Why Equity Crowdfunding Won’t Happen This Year

It seems crowdfunding for equity in the US will take at least another year before it transforms the legislative and regulatory Securities & Exchange Commission Act of 1933 and 1934.  The US is the first and only country in the world actually changing its charters to allow crowdfunding for equity to roam freely among its citizens.  The negativity from naysayers has been adamant and deliberate.

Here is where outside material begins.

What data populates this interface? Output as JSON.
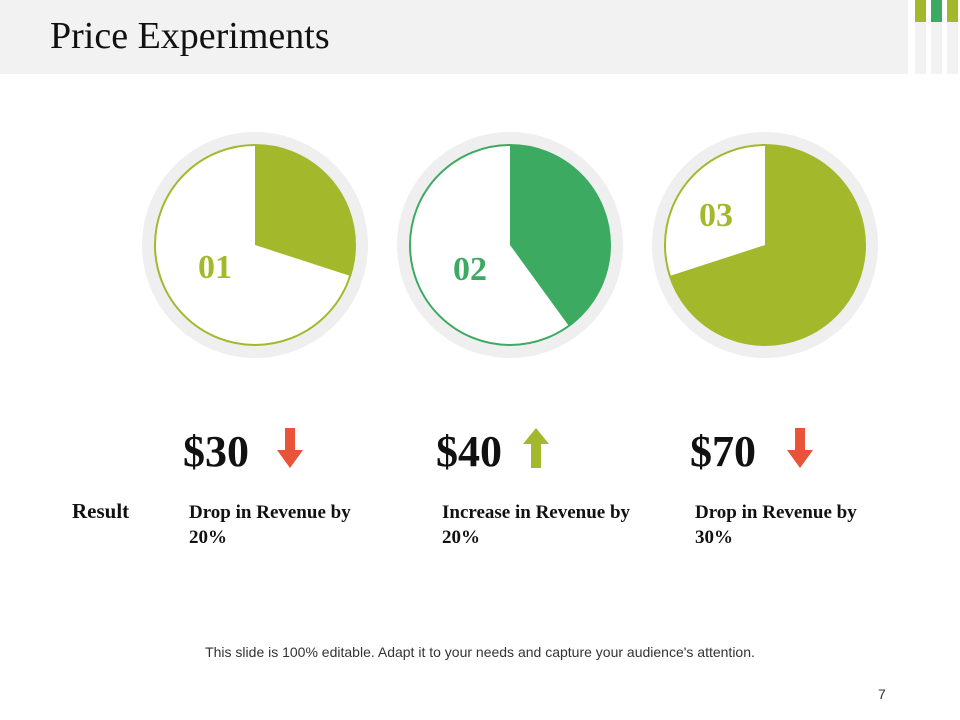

Yet we maintain that the industry is estimated to reach $6 billion in 2013.

I have outlined 10 Steps necessary for the implementation of crowdfunding for equity (where stocks are exchanged for cash via online sites), which was part of President Obama’s Jumpstart Our Business Startup (JOBS) Act, signed into law April 5, 2012 and soon to see its first anniversary.  The SEC had a deadline to interpret the intentions of the House of Representatives and the Senate in the JOBS Act and to translate those intentions into compliant laws and procedures.  The SEC has to date facilitated enacting 3 out of 6 title provisions of the Act – the outstanding three are Regulation A plus, exemption Regulation D, 506c that removes the solicitation ban from private offerings under SEC and crowdfunding offerings online (cash for stock).  Yet, crowdfunding for equity’s deadline passed without implementation on January 1, 2013 and here are some of the reasons.

By the way, crowdfunding is one pillar of crowdsourcing like crowd labor and crowd innovation.  Crowdfunding has four sectors of donation, reward, debt and equity.  Equity is the only issue in the JOBS Act where the SEC oversees any transactions of stocks in companies being offered.  It is similar to Kickstarter’s donation system but where you receive stock instead of rewards for cash.